Playstation tutors make learning fun
Published 12:00 am Wednesday, December 15, 1999
The students at W.O. Parmer will return to school after the holidays to find a new, fun gift in each third and fourth grade classroom.
In an effort to continue the progress made over the past few years to improve Scholastic Aptitude Test scores, the administration and teachers at the Greenville elementary school will use a Sony Playstation, just like those many children have at home to play racing, fighting and sports games with, to help educate their students.
Teachers and after-school tutors attended a workshop to learn more about the game unit and the software that accompanies it. Each class will have a 35 educational CD's set, purchased from an educational program called Lightspan, that will teach children math, reading and language arts.
The idea behind the games is to allow children to take something they are already familiar and comfortable with and transfer it into the classroom.
"This is a way for the students to have fun while learning at the same time," Minie Coon, assistant principal at W.O. Parmer said. "Many of the students have a Playstation at home and they recognize it as something that is fun. This is a way for the students to have fun without even realizing that they are learning."
The games begin on simple levels and when the student conquers one they are able to move to on to a harder, more challenging stage. The more a student plays the more he or she learns and with 35 CD's in the package the potential is almost limitless for children in the two grades.
Another advantage of the Lightspan program is that students will be able to check out the software so they can take it home to be used on their own Playstation units.
"We hope to see a lot of parental involvement with this program. We will allow parents to check them out so they can take them home and help their children get through the levels they may be having trouble with," Coon said.
Another group of people who will take advantage of the new games are those instructors in the after-school tutoring program who will use the games to help their students with subjects they are experiencing difficulties with.
A meeting soon will be held to help tutoring parents learn about the system and how to use it as a means to educate their children.
Even with the games, Coon said it is still the teachers and parents that will make the biggest impact on the students.
"The program includes a lot of teacher's materials such as hands-on activities and other, more traditional means of educating. It also allows teachers to use the program as part of their overall schedule and to coordinate them with what is going on in class. If the students are learning about subject-verb agreement, there is a compact disc that they can use to help them with that particular topic," she said.

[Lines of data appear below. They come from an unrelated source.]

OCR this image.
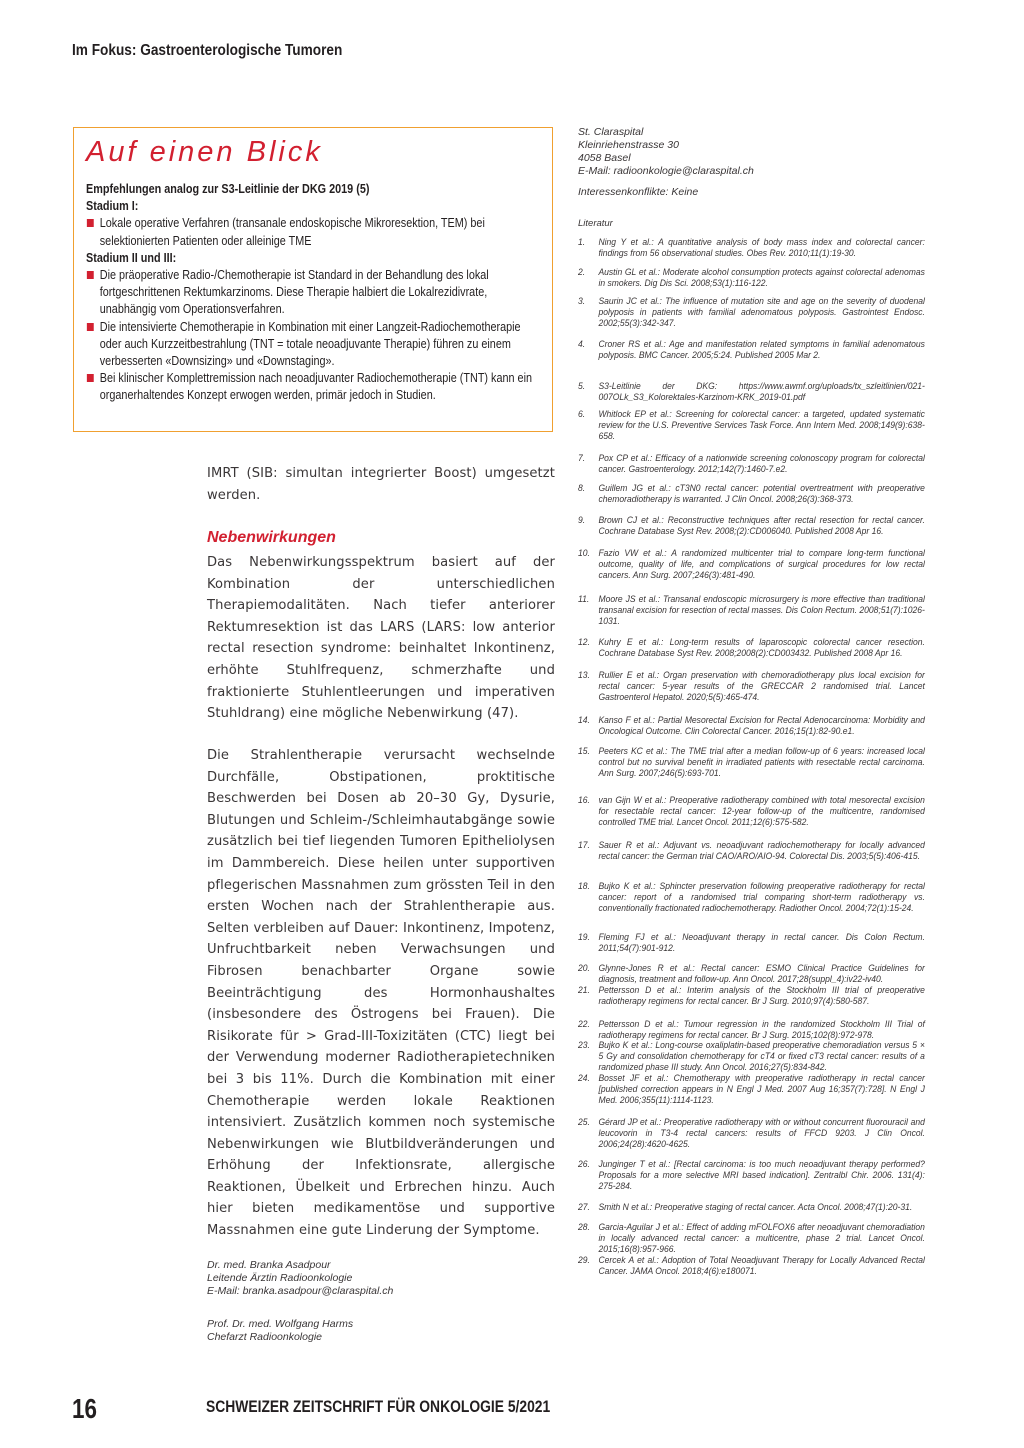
Im Fokus: Gastroenterologische Tumoren
Auf einen Blick
Empfehlungen analog zur S3-Leitlinie der DKG 2019 (5)
Stadium I:
Lokale operative Verfahren (transanale endoskopische Mikroresektion, TEM) bei selektionierten Patienten oder alleinige TME
Stadium II und III:
Die präoperative Radio-/Chemotherapie ist Standard in der Behandlung des lokal fortgeschrittenen Rektumkarzinoms. Diese Therapie halbiert die Lokalrezidivrate, unabhängig vom Operationsverfahren.
Die intensivierte Chemotherapie in Kombination mit einer Langzeit-Radiochemotherapie oder auch Kurzzeitbestrahlung (TNT = totale neoadjuvante Therapie) führen zu einem verbesserten «Downsizing» und «Downstaging».
Bei klinischer Komplettremission nach neoadjuvanter Radiochemotherapie (TNT) kann ein organerhaltendes Konzept erwogen werden, primär jedoch in Studien.

IMRT (SIB: simultan integrierter Boost) umgesetzt werden.

Nebenwirkungen

Das Nebenwirkungsspektrum basiert auf der Kombination der unterschiedlichen Therapiemodalitäten. Nach tiefer anteriorer Rektumresektion ist das LARS (LARS: low anterior rectal resection syndrome: beinhaltet Inkontinenz, erhöhte Stuhlfrequenz, schmerzhafte und fraktionierte Stuhlentleerungen und imperativen Stuhldrang) eine mögliche Nebenwirkung (47).

Die Strahlentherapie verursacht wechselnde Durchfälle, Obstipationen, proktitische Beschwerden bei Dosen ab 20–30 Gy, Dysurie, Blutungen und Schleim-/Schleimhautabgänge sowie zusätzlich bei tief liegenden Tumoren Epitheliolysen im Dammbereich. Diese heilen unter supportiven pflegerischen Massnahmen zum grössten Teil in den ersten Wochen nach der Strahlentherapie aus. Selten verbleiben auf Dauer: Inkontinenz, Impotenz, Unfruchtbarkeit neben Verwachsungen und Fibrosen benachbarter Organe sowie Beeinträchtigung des Hormonhaushaltes (insbesondere des Östrogens bei Frauen). Die Risikorate für > Grad-III-Toxizitäten (CTC) liegt bei der Verwendung moderner Radiotherapietechniken bei 3 bis 11%. Durch die Kombination mit einer Chemotherapie werden lokale Reaktionen intensiviert. Zusätzlich kommen noch systemische Nebenwirkungen wie Blutbildveränderungen und Erhöhung der Infektionsrate, allergische Reaktionen, Übelkeit und Erbrechen hinzu. Auch hier bieten medikamentöse und supportive Massnahmen eine gute Linderung der Symptome.

Dr. med. Branka Asadpour
Leitende Ärztin Radioonkologie
E-Mail: branka.asadpour@claraspital.ch
Prof. Dr. med. Wolfgang Harms
Chefarzt Radioonkologie
St. Claraspital
Kleinriehenstrasse 30
4058 Basel
E-Mail: radioonkologie@claraspital.ch
Interessenkonflikte: Keine
Literatur
1. Ning Y et al.: A quantitative analysis of body mass index and colorectal cancer: findings from 56 observational studies. Obes Rev. 2010;11(1):19-30.
2. Austin GL et al.: Moderate alcohol consumption protects against colorectal adenomas in smokers. Dig Dis Sci. 2008;53(1):116-122.
3. Saurin JC et al.: The influence of mutation site and age on the severity of duodenal polyposis in patients with familial adenomatous polyposis. Gastrointest Endosc. 2002;55(3):342-347.
4. Croner RS et al.: Age and manifestation related symptoms in familial adenomatous polyposis. BMC Cancer. 2005;5:24. Published 2005 Mar 2.
5. S3-Leitlinie der DKG: https://www.awmf.org/uploads/tx_szleitlinien/021-007OLk_S3_Kolorektales-Karzinom-KRK_2019-01.pdf
6. Whitlock EP et al.: Screening for colorectal cancer: a targeted, updated systematic review for the U.S. Preventive Services Task Force. Ann Intern Med. 2008;149(9):638-658.
7. Pox CP et al.: Efficacy of a nationwide screening colonoscopy program for colorectal cancer. Gastroenterology. 2012;142(7):1460-7.e2.
8. Guillem JG et al.: cT3N0 rectal cancer: potential overtreatment with preoperative chemoradiotherapy is warranted. J Clin Oncol. 2008;26(3):368-373.
9. Brown CJ et al.: Reconstructive techniques after rectal resection for rectal cancer. Cochrane Database Syst Rev. 2008;(2):CD006040. Published 2008 Apr 16.
10. Fazio VW et al.: A randomized multicenter trial to compare long-term functional outcome, quality of life, and complications of surgical procedures for low rectal cancers. Ann Surg. 2007;246(3):481-490.
11. Moore JS et al.: Transanal endoscopic microsurgery is more effective than traditional transanal excision for resection of rectal masses. Dis Colon Rectum. 2008;51(7):1026-1031.
12. Kuhry E et al.: Long-term results of laparoscopic colorectal cancer resection. Cochrane Database Syst Rev. 2008;2008(2):CD003432. Published 2008 Apr 16.
13. Rullier E et al.: Organ preservation with chemoradiotherapy plus local excision for rectal cancer: 5-year results of the GRECCAR 2 randomised trial. Lancet Gastroenterol Hepatol. 2020;5(5):465-474.
14. Kanso F et al.: Partial Mesorectal Excision for Rectal Adenocarcinoma: Morbidity and Oncological Outcome. Clin Colorectal Cancer. 2016;15(1):82-90.e1.
15. Peeters KC et al.: The TME trial after a median follow-up of 6 years: increased local control but no survival benefit in irradiated patients with resectable rectal carcinoma. Ann Surg. 2007;246(5):693-701.
16. van Gijn W et al.: Preoperative radiotherapy combined with total mesorectal excision for resectable rectal cancer: 12-year follow-up of the multicentre, randomised controlled TME trial. Lancet Oncol. 2011;12(6):575-582.
17. Sauer R et al.: Adjuvant vs. neoadjuvant radiochemotherapy for locally advanced rectal cancer: the German trial CAO/ARO/AIO-94. Colorectal Dis. 2003;5(5):406-415.
18. Bujko K et al.: Sphincter preservation following preoperative radiotherapy for rectal cancer: report of a randomised trial comparing short-term radiotherapy vs. conventionally fractionated radiochemotherapy. Radiother Oncol. 2004;72(1):15-24.
19. Fleming FJ et al.: Neoadjuvant therapy in rectal cancer. Dis Colon Rectum. 2011;54(7):901-912.
20. Glynne-Jones R et al.: Rectal cancer: ESMO Clinical Practice Guidelines for diagnosis, treatment and follow-up. Ann Oncol. 2017;28(suppl_4):iv22-iv40.
21. Pettersson D et al.: Interim analysis of the Stockholm III trial of preoperative radiotherapy regimens for rectal cancer. Br J Surg. 2010;97(4):580-587.
22. Pettersson D et al.: Tumour regression in the randomized Stockholm III Trial of radiotherapy regimens for rectal cancer. Br J Surg. 2015;102(8):972-978.
23. Bujko K et al.: Long-course oxaliplatin-based preoperative chemoradiation versus 5 × 5 Gy and consolidation chemotherapy for cT4 or fixed cT3 rectal cancer: results of a randomized phase III study. Ann Oncol. 2016;27(5):834-842.
24. Bosset JF et al.: Chemotherapy with preoperative radiotherapy in rectal cancer [published correction appears in N Engl J Med. 2007 Aug 16;357(7):728]. N Engl J Med. 2006;355(11):1114-1123.
25. Gérard JP et al.: Preoperative radiotherapy with or without concurrent fluorouracil and leucovorin in T3-4 rectal cancers: results of FFCD 9203. J Clin Oncol. 2006;24(28):4620-4625.
26. Junginger T et al.: [Rectal carcinoma: is too much neoadjuvant therapy performed? Proposals for a more selective MRI based indication]. Zentralbl Chir. 2006. 131(4): 275-284.
27. Smith N et al.: Preoperative staging of rectal cancer. Acta Oncol. 2008;47(1):20-31.
28. Garcia-Aguilar J et al.: Effect of adding mFOLFOX6 after neoadjuvant chemoradiation in locally advanced rectal cancer: a multicentre, phase 2 trial. Lancet Oncol. 2015;16(8):957-966.
29. Cercek A et al.: Adoption of Total Neoadjuvant Therapy for Locally Advanced Rectal Cancer. JAMA Oncol. 2018;4(6):e180071.
16	SCHWEIZER ZEITSCHRIFT FÜR ONKOLOGIE 5/2021
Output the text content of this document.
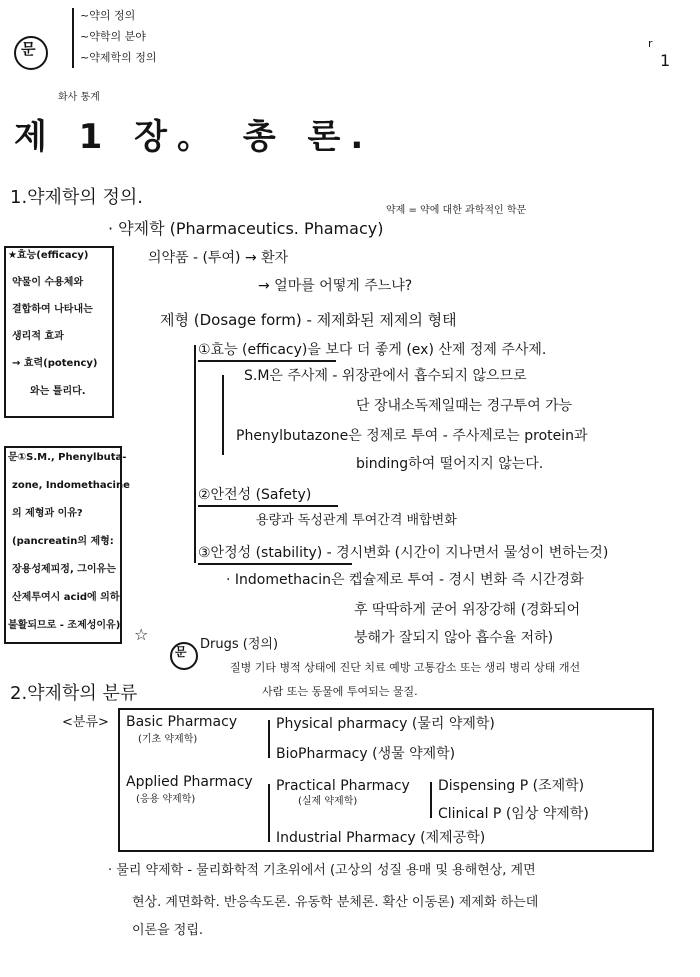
문
~약의 정의
~약학의 분야
~약제학의 정의
r
1
화사 통계
제 1 장。 총 론.
1.약제학의 정의.
약제 = 약에 대한 과학적인 학문
· 약제학 (Pharmaceutics. Phamacy)
의약품 - (투여) → 환자
→ 얼마를 어떻게 주느냐?
제형 (Dosage form) - 제제화된 제제의 형태
①효능 (efficacy)을 보다 더 좋게 (ex) 산제 정제 주사제.
S.M은 주사제 - 위장관에서 흡수되지 않으므로
단 장내소독제일때는 경구투여 가능
Phenylbutazone은 정제로 투여 - 주사제로는 protein과
binding하여 떨어지지 않는다.
②안전성 (Safety)
용량과 독성관계 투여간격 배합변화
③안정성 (stability) - 경시변화 (시간이 지나면서 물성이 변하는것)
· Indomethacin은 켑슐제로 투여 - 경시 변화 즉 시간경화
후 딱딱하게 굳어 위장강해 (경화되어
붕해가 잘되지 않아 흡수율 저하)
★효능(efficacy)
약물이 수용체와
결합하여 나타내는
생리적 효과
→ 효력(potency)
와는 틀리다.
문①S.M., Phenylbuta-
zone, Indomethacine
의 제형과 이유?
(pancreatin의 제형:
장용성제피정, 그이유는
산제투여시 acid에 의하
불활되므로 - 조제성이유) ☆
문 Drugs (정의)
질병 기타 병적 상태에 진단 치료 예방 고통감소 또는 생리 병리 상태 개선
사람 또는 동물에 투여되는 물질.
2.약제학의 분류
<분류> Basic Pharmacy
(기초 약제학)
Physical pharmacy (물리 약제학)
BioPharmacy (생물 약제학)
Applied Pharmacy
(응용 약제학)
Practical Pharmacy
(실제 약제학)
Dispensing P (조제학)
Clinical P (임상 약제학)
Industrial Pharmacy (제제공학)
· 물리 약제학 - 물리화학적 기초위에서 (고상의 성질 용매 및 용해현상, 계면
현상. 계면화학. 반응속도론. 유동학 분체론. 확산 이동론) 제제화 하는데
이론을 정립.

The game system also gives the teachers more freedom.
"They (teachers) can use them for large-group instruction or in centers where one or two children can play the games together," Coon said.
W.O. Parmer will begin allowing students to use the educational games in January. But, even with the newer, more fun educational games, Principle Allen Whittle said it is still the teachers that make the real difference to a student.
"Our teachers will still have to teach and they are the key to our students' success. This is a good tool that they can use to help their students learn. Most of the children are familiar with video games and we expect this program to be very popular," Whittle said.